In its revised bid, Manipal Health Enterprises Private Ltd (MHEPL) has proposed to offer a premium of ₹1,319 crore to the FHL shareholders over and above FHL Hospital Business’s equity valuation of ₹5,003 crore.
Earlier, MHEPL had offered a premium of ₹1,058 crore. “This would result in an equity value of ₹6,332 crore being attributed to the FHL Hospital Business (as opposed to ₹6,061 crore earlier) for the purposes of computing the share entitlement ratio for the purpose of the demerger, and therefore, this would result in a more favourable share exchange ratio for the FHL shareholders,” MHEPL said in its revised offer submitted to the FHL board.
The revised bid also proposes that Manipal Education and medical group will arrange financial assistance of up to ₹750 crore in accordance with applicable laws, either by way of debt financing or by way of guarantees/comfort letters to lenders of FHL subject to certain conditions.
The implementation agreement, however, shall provide that the cash received by FHL from the sale of the ‘Fortis’ brand shall be utilised to reduce the actual indebtedness, the proposal said.
In order to increase deal certainty, MHEPL has proposed mark ups to certain clauses of the implementation agreement, which have been sent to the FHL board for review.
FHL, in a submission to the BSE and the National Stock Exchange on Wednesday, pointed out that certain facts had been omitted by Manipal in its revised offer.

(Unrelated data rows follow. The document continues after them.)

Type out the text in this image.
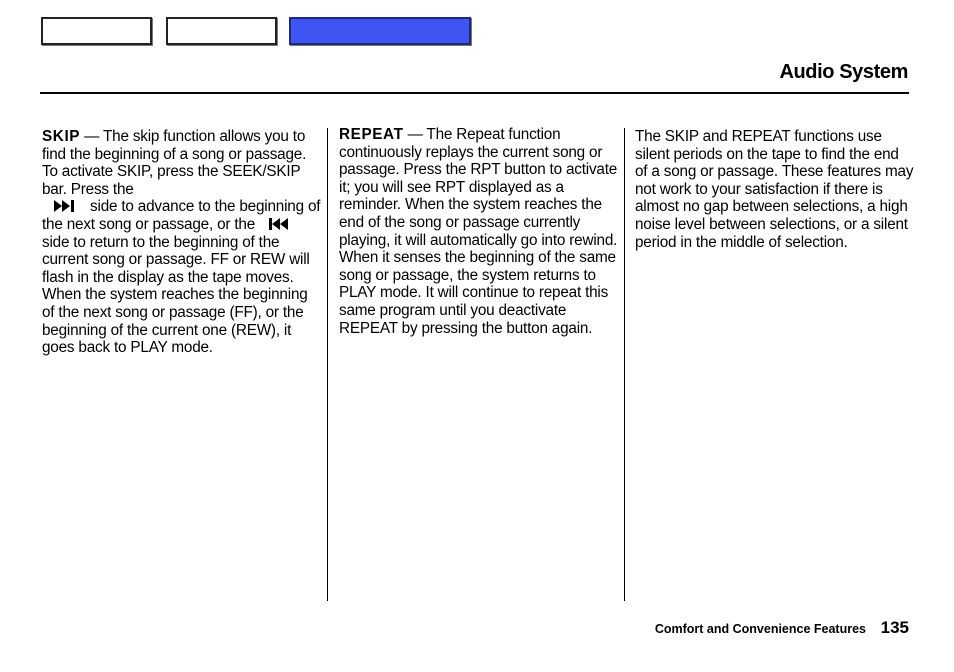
Audio System
SKIP — The skip function allows you to find the beginning of a song or passage. To activate SKIP, press the SEEK/SKIP bar. Press the
side to advance to the beginning of the next song or passage, or the  side to return to the beginning of the current song or passage. FF or REW will flash in the display as the tape moves. When the system reaches the beginning of the next song or passage (FF), or the beginning of the current one (REW), it goes back to PLAY mode.
REPEAT — The Repeat function continuously replays the current song or passage. Press the RPT button to activate it; you will see RPT displayed as a reminder. When the system reaches the end of the song or passage currently playing, it will automatically go into rewind. When it senses the beginning of the same song or passage, the system returns to PLAY mode. It will continue to repeat this same program until you deactivate REPEAT by pressing the button again.
The SKIP and REPEAT functions use silent periods on the tape to find the end of a song or passage. These features may not work to your satisfaction if there is almost no gap between selections, a high noise level between selections, or a silent period in the middle of selection.
Comfort and Convenience Features 135
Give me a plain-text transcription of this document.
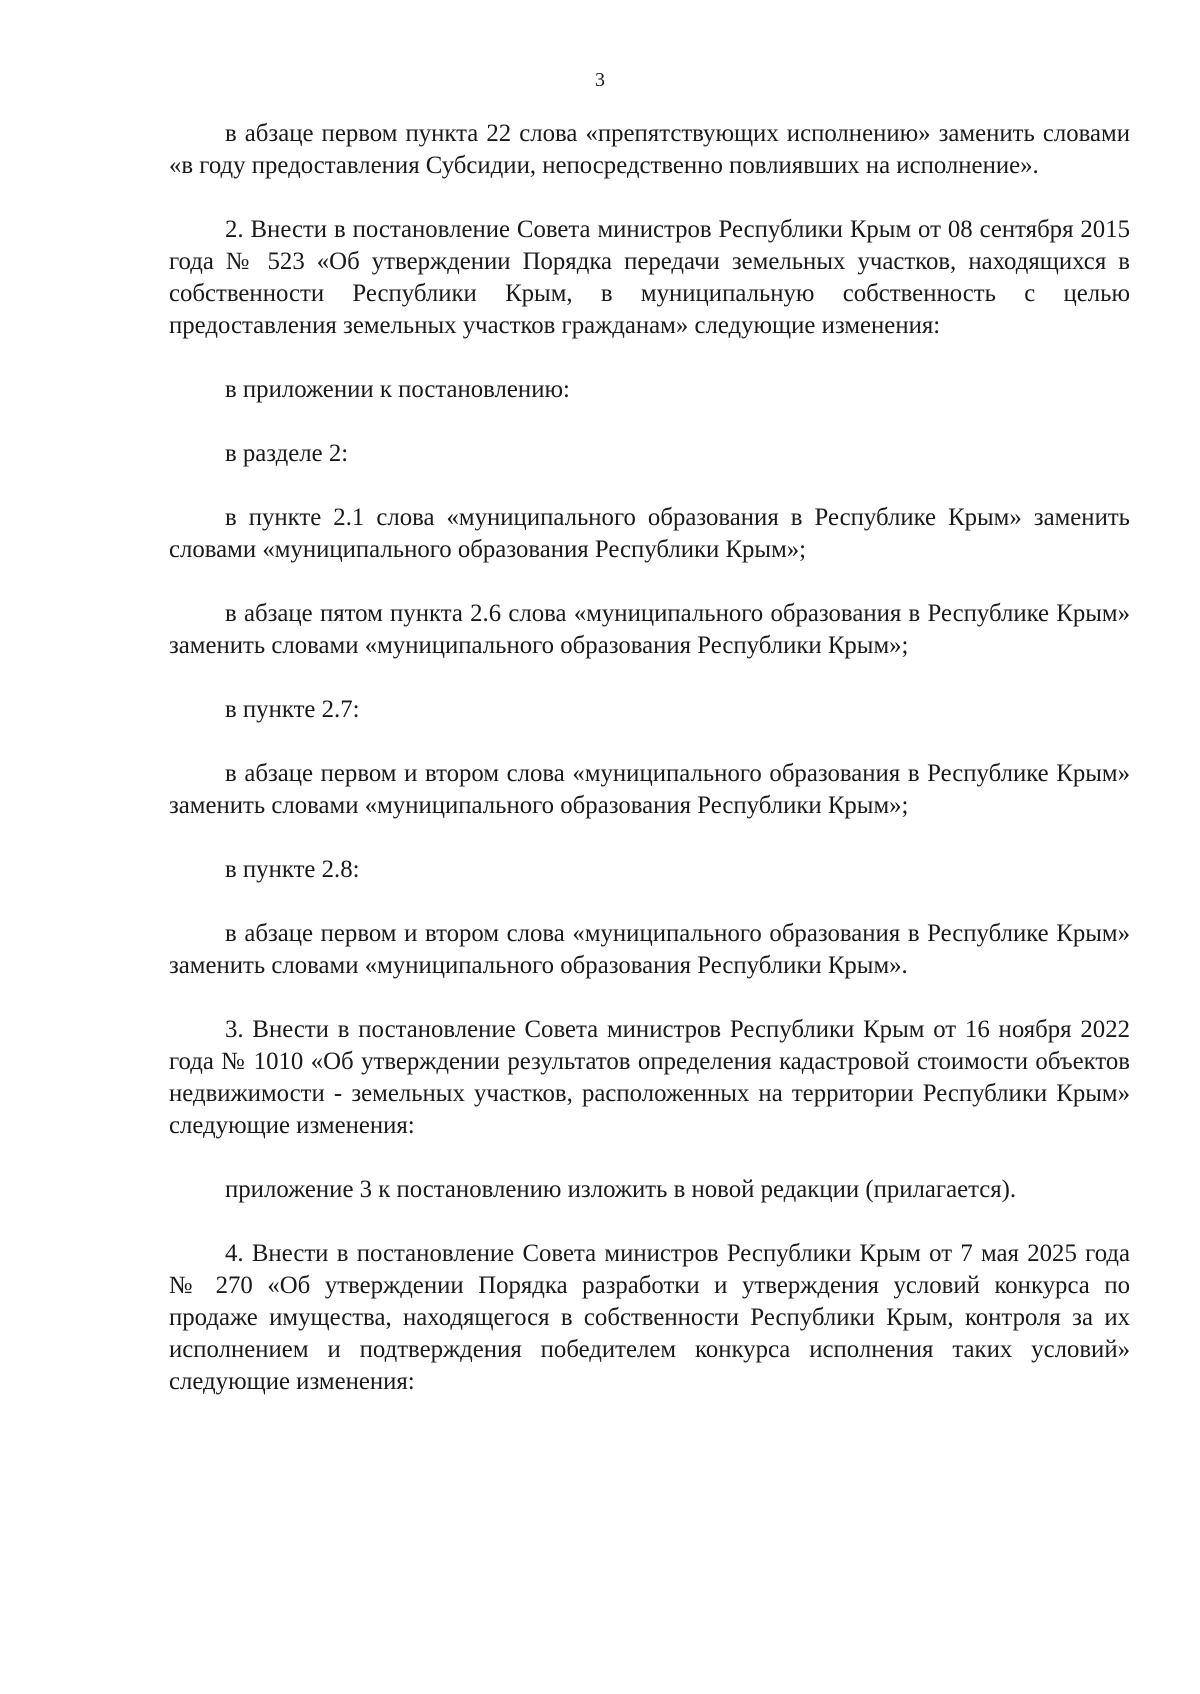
3

в абзаце первом пункта 22 слова «препятствующих исполнению» заменить словами «в году предоставления Субсидии, непосредственно повлиявших на исполнение».

2. Внести в постановление Совета министров Республики Крым от 08 сентября 2015 года № 523 «Об утверждении Порядка передачи земельных участков, находящихся в собственности Республики Крым, в муниципальную собственность с целью предоставления земельных участков гражданам» следующие изменения:

в приложении к постановлению:

в разделе 2:

в пункте 2.1 слова «муниципального образования в Республике Крым» заменить словами «муниципального образования Республики Крым»;

в абзаце пятом пункта 2.6 слова «муниципального образования в Республике Крым» заменить словами «муниципального образования Республики Крым»;

в пункте 2.7:

в абзаце первом и втором слова «муниципального образования в Республике Крым» заменить словами «муниципального образования Республики Крым»;

в пункте 2.8:

в абзаце первом и втором слова «муниципального образования в Республике Крым» заменить словами «муниципального образования Республики Крым».

3. Внести в постановление Совета министров Республики Крым от 16 ноября 2022 года № 1010 «Об утверждении результатов определения кадастровой стоимости объектов недвижимости - земельных участков, расположенных на территории Республики Крым» следующие изменения:

приложение 3 к постановлению изложить в новой редакции (прилагается).

4. Внести в постановление Совета министров Республики Крым от 7 мая 2025 года № 270 «Об утверждении Порядка разработки и утверждения условий конкурса по продаже имущества, находящегося в собственности Республики Крым, контроля за их исполнением и подтверждения победителем конкурса исполнения таких условий» следующие изменения:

While the Manipal revised offer states that Manipal and TPG had given Fortis a one-time waiver from the exclusivity provisions under the implementation agreement signed on March 27, 2018, by permitting Fortis with a limited ability to undertake a process by permitting due diligence, it left out certain things, FHL stated.
“The aforementioned statement omits certain key facts, such as conditions of the waiver wherein Manipal and TPG sought to impose additional onerous conditions on the company over and above those contained in the implementation agreement that would limit the ability of Fortis to run a competitive bid process if such conditions were to be accepted,” the submission pointed out asking the stock exchanges to put it on record.